Vote buying and electoral fortunes in Nigerian politics

The March 28 national elections had come and gone but the echoes are still very loud and clear. The behemoth called Peoples Democratic Party (PDP) which had hitherto promised to rule Nigeria for minimum of 60 years and had been in power at the center since 1999 met its waterloo. The party was roundly defeated by its main challenger, the All Progressives Congress (APC) in both the presidential as well as Senate and House of representatives elections. It is a positive political tsunami which is bound to have salutary effect on our democratic culture. It shows that power belongs to the people and an incumbent government, no matter how powerful or influential, can be voted out.

If money is the sole determining factor in the March 28, 2015 polls, APC would not have been able to inflict such incalculable damage on the ruling party. This is because PDP has a sizeable war chest which it puts to use during the electioneering campaigns. It would be recalled that the party on December 20, 2014 held a fundraiser in Abuja where it garnered a princely sum of N21 billion. The party in the course of its campaign organized the most flamboyant political rallies, spent most on advertisement and engaged most in vote buying.

It was reported that the outgoing President Goodluck Jonathan gave a whooping N7 billion to the Christian Association of Nigeria (CAN) for sharing among the Christian clerics to buy their support for his re-election bid. In a February 19, 2015 edition of The Punch, a Borno-based Pastor, Kallamu Musa-Dikwa, alleged that the CAN got the said money (N7bn) on January 26, 2015 and disbursed N3m to each State Chairmen of the association across the country. Before Musa-Dikwa’s confession, Rivers State Governor, Rotimi Amaechi, had earlier broken the news that President Goodluck Jonathan gave pastors across the country N6bn to vote against the Presidential candidate of the All Progressives Congress, Maj-Gen. Muhammadu Buhari (Retd.), in the presidential election.

In another report published by Sunday Punch on March 15, 2015, the newspaper reported that the President and his team doled out various amounts of money in dollars to monarchs from South West geo-political zone during his recent visits to the states in the region.
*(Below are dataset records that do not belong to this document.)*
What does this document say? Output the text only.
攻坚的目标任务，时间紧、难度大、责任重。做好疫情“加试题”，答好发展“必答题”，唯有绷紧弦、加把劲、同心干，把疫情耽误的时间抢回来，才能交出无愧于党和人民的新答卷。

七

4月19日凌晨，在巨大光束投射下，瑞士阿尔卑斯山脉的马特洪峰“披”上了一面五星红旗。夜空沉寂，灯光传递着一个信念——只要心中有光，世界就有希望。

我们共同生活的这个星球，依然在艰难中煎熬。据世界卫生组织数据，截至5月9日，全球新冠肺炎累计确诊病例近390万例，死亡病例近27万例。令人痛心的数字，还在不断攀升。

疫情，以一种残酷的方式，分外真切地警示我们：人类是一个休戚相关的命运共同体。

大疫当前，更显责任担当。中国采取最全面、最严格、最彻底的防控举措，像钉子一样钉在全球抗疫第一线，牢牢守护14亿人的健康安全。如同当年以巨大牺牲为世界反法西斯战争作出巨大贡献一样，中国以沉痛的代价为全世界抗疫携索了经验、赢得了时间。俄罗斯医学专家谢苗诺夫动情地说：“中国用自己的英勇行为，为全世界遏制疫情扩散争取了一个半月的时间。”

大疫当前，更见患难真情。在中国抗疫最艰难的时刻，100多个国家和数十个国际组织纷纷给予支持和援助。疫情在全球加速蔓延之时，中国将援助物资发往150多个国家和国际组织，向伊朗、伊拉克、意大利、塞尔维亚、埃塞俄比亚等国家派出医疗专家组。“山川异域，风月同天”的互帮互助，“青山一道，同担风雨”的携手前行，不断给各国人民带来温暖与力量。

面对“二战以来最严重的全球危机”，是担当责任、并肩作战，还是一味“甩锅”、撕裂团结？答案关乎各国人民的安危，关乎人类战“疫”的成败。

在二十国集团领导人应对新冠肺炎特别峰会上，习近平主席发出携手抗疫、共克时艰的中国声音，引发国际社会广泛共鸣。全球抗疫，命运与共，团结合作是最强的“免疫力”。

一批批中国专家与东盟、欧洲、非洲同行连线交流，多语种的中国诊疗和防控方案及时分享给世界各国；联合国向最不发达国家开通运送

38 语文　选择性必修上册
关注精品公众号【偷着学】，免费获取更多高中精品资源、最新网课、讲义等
Competent sources allegedly disclosed to the newspaper correspondents that a handful of Obas received as high as $250,000 each, while the least paid were traditional rulers of small towns who were given $10,000 each. Sunday Punch went on to report in the same edition that “The windfall from the President is not limited to traditional rulers alone as groups and individuals have also benefitted hugely from it. The groups, which included market women, students, professional and ethnic groups…. made between $5,000 and $100,000 in Lagos.”
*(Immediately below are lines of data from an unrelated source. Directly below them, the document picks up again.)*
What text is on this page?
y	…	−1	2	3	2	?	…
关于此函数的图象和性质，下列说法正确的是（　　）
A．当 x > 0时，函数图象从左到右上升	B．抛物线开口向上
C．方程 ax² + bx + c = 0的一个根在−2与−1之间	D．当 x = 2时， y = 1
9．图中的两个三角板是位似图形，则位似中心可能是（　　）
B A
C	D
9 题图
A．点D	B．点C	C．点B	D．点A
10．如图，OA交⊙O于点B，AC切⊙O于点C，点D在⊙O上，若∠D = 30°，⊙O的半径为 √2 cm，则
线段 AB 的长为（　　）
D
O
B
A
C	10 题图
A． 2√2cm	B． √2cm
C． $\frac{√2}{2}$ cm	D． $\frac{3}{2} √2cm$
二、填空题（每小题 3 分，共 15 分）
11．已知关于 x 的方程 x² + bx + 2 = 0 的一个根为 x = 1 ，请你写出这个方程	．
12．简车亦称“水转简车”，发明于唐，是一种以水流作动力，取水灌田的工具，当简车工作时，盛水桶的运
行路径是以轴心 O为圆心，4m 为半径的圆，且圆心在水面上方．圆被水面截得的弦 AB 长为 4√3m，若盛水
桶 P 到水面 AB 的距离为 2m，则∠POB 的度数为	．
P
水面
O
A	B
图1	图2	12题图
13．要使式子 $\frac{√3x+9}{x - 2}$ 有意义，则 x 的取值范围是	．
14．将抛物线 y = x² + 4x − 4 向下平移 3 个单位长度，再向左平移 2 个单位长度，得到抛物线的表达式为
Not done yet The Punch in its March 16, 2015 edition reported the accusation leveled against President Goodluck Jonathan administration by the   All Progressives Congress for sponsoring ethnic militias such as the Oodua Peoples Congress and the Movement for the Actualisation of the Sovereign State of Biafra to foment trouble before, during and after the general elections. The APC in a statement by its National Publicity Secretary, Alhaji Lai Mohammed, said N9bn was recently paid out to the OPC, MOSSOB and a few others to scuttle the polls. Indeed, Oodua Peoples Congress on March 16 went on street protest in Lagos in support of President Jonathan’s re-election bid, while at the same time calling for the sack of the chairman of the Independent National Electoral Commission. While it cannot be ascertained if OPC and MASSOB received the said amount, it was however on record that the ethnic militias were offered oil pipeline surveillance and protection job by the federal government. It was a multibillion contract which allegedly took effect on March 16, 2015 according to The Nation newspaper of March 12, 2015.

While addressing a press conference on Monday, March 9, 2015, Centre for Social Justice had accused the Peoples Democratic Party and the All Progressives Congress of squandering over N4.96bn on campaigns. The Lead Director, CSJ, Mr. Eze Onyekpere, said the PDP expended N3.5 billion on publicity between December last year and February this year while the APC spent N1.42 billion during the same period. According to Eze, the APC spent N332 million in the newspapers to campaign for Mr. Buhari and another N1.09 billion in other media outlets. On its part, the PDP spent N1.05 billion in the print media to promote Mr. Jonathan and another N2.5 billion in other media outlets.

The point here is that given the quantum of resources allegedly deployed into the 2015 General Elections by the Peoples Democratic Party and its presidential standard bearer, Goodluck Jonathan, the party should have won with a landslide. The reverse is however the case as the party lost its leadership of both the executive and legislative arm of government on March 28. This is very instructive. It reveals that vote buying alone is not the magic wand to winning elections in Nigeria. Although money matters, other factors that determines good electoral fortunes include the popularity of the party seeking the votes, the personality of the candidates, primordial sentiments such as ethnicity, religion, economic status, academic qualification, oratorical prowess as well as party manifestoes, state of the economy, security, infrastructure and the ability of the governing party to deliver on its electoral promises.

Jide is the Executive Director of OJA Development Consult, Abuja.